PDF
Adam Dodek
En 2008, le premier ministre a demandé la
dissolution du Parlement. Cette dissolution a été acceptée, malgré
l’adoption, en 2007, d’un projet de loi prévoyant des élections à
date fixe tous les quatre ans. Aux termes de cette loi, la prochaine
élection était prévue pour le 19 octobre 2009, mais elle a eu lieu
le 14 octobre 2008. Le présent article porte sur cette mesure
législative, notamment la question de savoir si celle-ci exige
toujours la tenue d’élections en octobre prochain. L’article conclut
que la mesure législative devrait être réexaminée.

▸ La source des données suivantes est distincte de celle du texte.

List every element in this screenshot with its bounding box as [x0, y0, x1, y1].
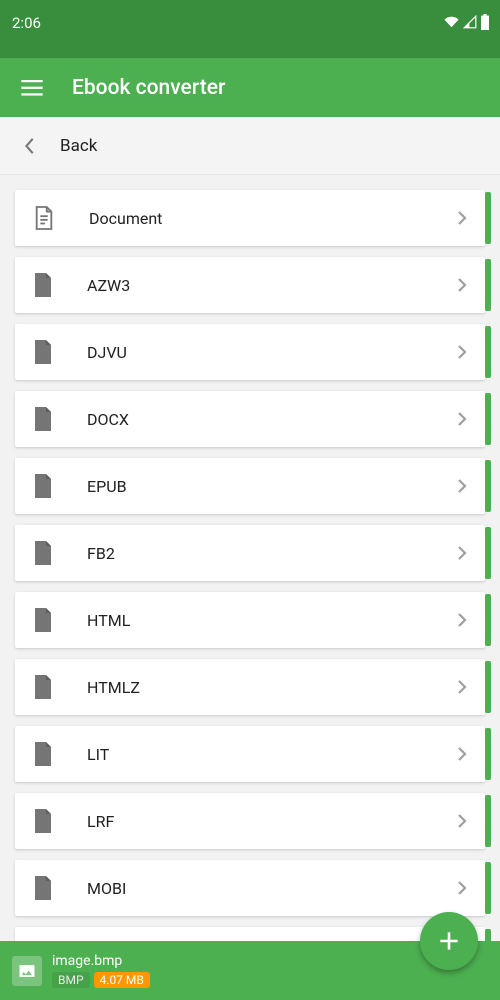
file-icon — [33, 809, 53, 833]
list-item[interactable]: DJVU — [15, 324, 485, 380]
list-item[interactable]: EPUB — [15, 458, 485, 514]
file-icon — [33, 407, 53, 431]
list-item[interactable]: MOBI — [15, 860, 485, 916]
list-item[interactable]: FB2 — [15, 525, 485, 581]
hamburger-icon — [21, 80, 43, 96]
chevron-right-icon — [457, 679, 467, 695]
list-item[interactable]: DOCX — [15, 391, 485, 447]
list-item-label: LRF — [87, 812, 114, 831]
chevron-right-icon — [457, 746, 467, 762]
file-icon — [33, 742, 53, 766]
accent-edge — [485, 862, 491, 914]
file-icon — [33, 541, 53, 565]
chevron-left-icon — [24, 137, 36, 155]
snackbar-filename: image.bmp — [52, 953, 150, 970]
app-bar: Ebook converter — [0, 58, 500, 117]
back-label: Back — [60, 136, 97, 156]
list-item-label: HTML — [87, 611, 130, 630]
status-bar: 2:06 — [0, 0, 500, 58]
list-item-label: DJVU — [87, 343, 127, 362]
list-item-label: AZW3 — [87, 276, 130, 295]
chevron-right-icon — [457, 344, 467, 360]
list-item-label: HTMLZ — [87, 678, 140, 697]
chevron-right-icon — [457, 880, 467, 896]
back-button[interactable]: Back — [0, 117, 500, 175]
accent-edge — [485, 259, 491, 311]
file-icon — [33, 340, 53, 364]
file-icon — [33, 474, 53, 498]
snackbar-texts: image.bmp BMP 4.07 MB — [52, 953, 150, 988]
list-item-label: DOCX — [87, 410, 129, 429]
status-icons — [443, 14, 490, 30]
chevron-right-icon — [457, 612, 467, 628]
file-size-badge: 4.07 MB — [94, 972, 150, 988]
accent-edge — [485, 661, 491, 713]
list-item[interactable]: Document — [15, 190, 485, 246]
accent-edge — [485, 192, 491, 244]
accent-edge — [485, 527, 491, 579]
accent-edge — [485, 728, 491, 780]
image-thumbnail-icon — [12, 956, 42, 986]
chevron-right-icon — [457, 411, 467, 427]
accent-edge — [485, 326, 491, 378]
accent-edge — [485, 795, 491, 847]
list-item[interactable]: AZW3 — [15, 257, 485, 313]
list-item[interactable]: HTML — [15, 592, 485, 648]
add-fab[interactable] — [420, 912, 478, 970]
list-item-label: MOBI — [87, 879, 126, 898]
list-item[interactable]: HTMLZ — [15, 659, 485, 715]
accent-edge — [485, 460, 491, 512]
file-type-badge: BMP — [52, 972, 90, 988]
status-time: 2:06 — [12, 14, 41, 32]
chevron-right-icon — [457, 478, 467, 494]
file-icon — [33, 675, 53, 699]
chevron-right-icon — [457, 813, 467, 829]
plus-icon — [436, 928, 462, 954]
chevron-right-icon — [457, 545, 467, 561]
accent-edge — [485, 393, 491, 445]
list-item[interactable]: LIT — [15, 726, 485, 782]
battery-icon — [480, 14, 490, 30]
list-item-label: FB2 — [87, 544, 115, 563]
chevron-right-icon — [457, 277, 467, 293]
chevron-right-icon — [457, 210, 467, 226]
list-item-label: LIT — [87, 745, 109, 764]
app-title: Ebook converter — [72, 76, 225, 100]
list-item-label: Document — [89, 209, 162, 228]
wifi-icon — [443, 15, 460, 29]
accent-edge — [485, 594, 491, 646]
file-icon — [33, 608, 53, 632]
document-icon — [33, 205, 55, 231]
file-icon — [33, 876, 53, 900]
list-item-label: EPUB — [87, 477, 127, 496]
list-item[interactable]: LRF — [15, 793, 485, 849]
file-icon — [33, 273, 53, 297]
format-list: Document AZW3 DJVU DOCX EPUB — [0, 175, 500, 1000]
menu-button[interactable] — [18, 74, 46, 102]
signal-icon — [462, 15, 478, 29]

Quand le premier ministre s’est rendu chez la gouverneure
générale en septembre dernier pour lui demander de dissoudre le Parlement, il a
clairement bafoué l’esprit de sa propre loi sur les élections à date fixe, qui
prévoyait la tenue de la prochaine élection le 19 octobre 20091.
Cette décision a déjà été commentée2, et les tribunaux en sont
présentement saisis3. Le présent article porte sur une autre
question : doit-on encore tenir une élection en 2009 même si on en a tenu une en
octobre 2008? À mon avis, la réponse n’est pas claire, et le Parlement devrait
la clarifier.
Le problème fondamental de la loi sur les élections à date
fixe, c’est qu’elle ne tient pas directement compte d’une situation qui était
prévisible, sinon probable : que le gouvernement minoritaire de Stephen Harper
ne durerait pas jusqu’à la date prévue de l’élection en octobre 2009, soit
45 bons mois après son élection en janvier 2006. La durée moyenne des
gouvernements minoritaires qui ont précédé celui de Stephen Harper est de
20 mois4. Quand le projet de loi C-16 prévoyant des élections à date
fixe a été débattu à la Chambre, les députés ont beaucoup discuté de son
application éventuelle en cas de gouvernement minoritaire, mais le projet de loi
lui-même est muet sur cette question.
Le projet de loi C-16 modifie notamment la Loi électorale
du Canada par l’adjonction des dispositions clés suivantes :
56.1 (1) Le présent article n’a pas pour effet de porter
atteinte aux pouvoirs du gouverneur général, notamment celui de dissoudre le
Parlement lorsqu’il le juge opportun.
(2) Sous réserve du paragraphe (1), les élections
générales ont lieu le troisième lundi d’octobre de la quatrième année civile
qui suit le jour du scrutin de la dernière élection générale, la première
élection générale suivant l’entrée en vigueur du présent article devant
avoir lieu le lundi 19 octobre 2009.
Après l’élection de 2008, on peut interpréter ce paragraphe
de deux manières, chacune posant problème à sa façon. Cela étant dit, toute
interprétation repose sur une analyse des trois dispositions composant le
paragraphe 56.1(2) de la Loi : (1) toute date prévue est sujette aux pouvoirs de
la gouverneure générale, c’est-à dire que cette dernière peut dissoudre le
Parlement avant la date prévue; (2) chaque élection générale doit avoir lieu le
troisième lundi d’octobre de la quatrième année civile qui suit le jour du
scrutin de la dernière élection générale; (3) la première élection générale
suivant l’entrée en vigueur du présent article doit avoir lieu le lundi
19 octobre 2009. Pour savoir si une élection est prévue pour ce jour-là, il faut
déterminer si la première disposition modifie seulement la deuxième ou la
deuxième et la troisième à la fois.
La « règle moderne » d’interprétation législative de Drieger
est bien connue et a été adoptée par les tribunaux :
Aujourd’hui il n’y a qu’un seul principe ou solution : il
faut lire les termes d’une loi dans leur contexte global en suivant le sens
ordinaire et grammatical qui s’harmonise avec l’esprit de la loi, l’objet de
la loi et l’intention du législateur5.
Toutefois, le problème typique de cette méthode
d’interprétation moderne ou « contextuelle » est que, lorsque tous les éléments
comptent, il est difficile de discerner ceux dont l’importance est déterminante.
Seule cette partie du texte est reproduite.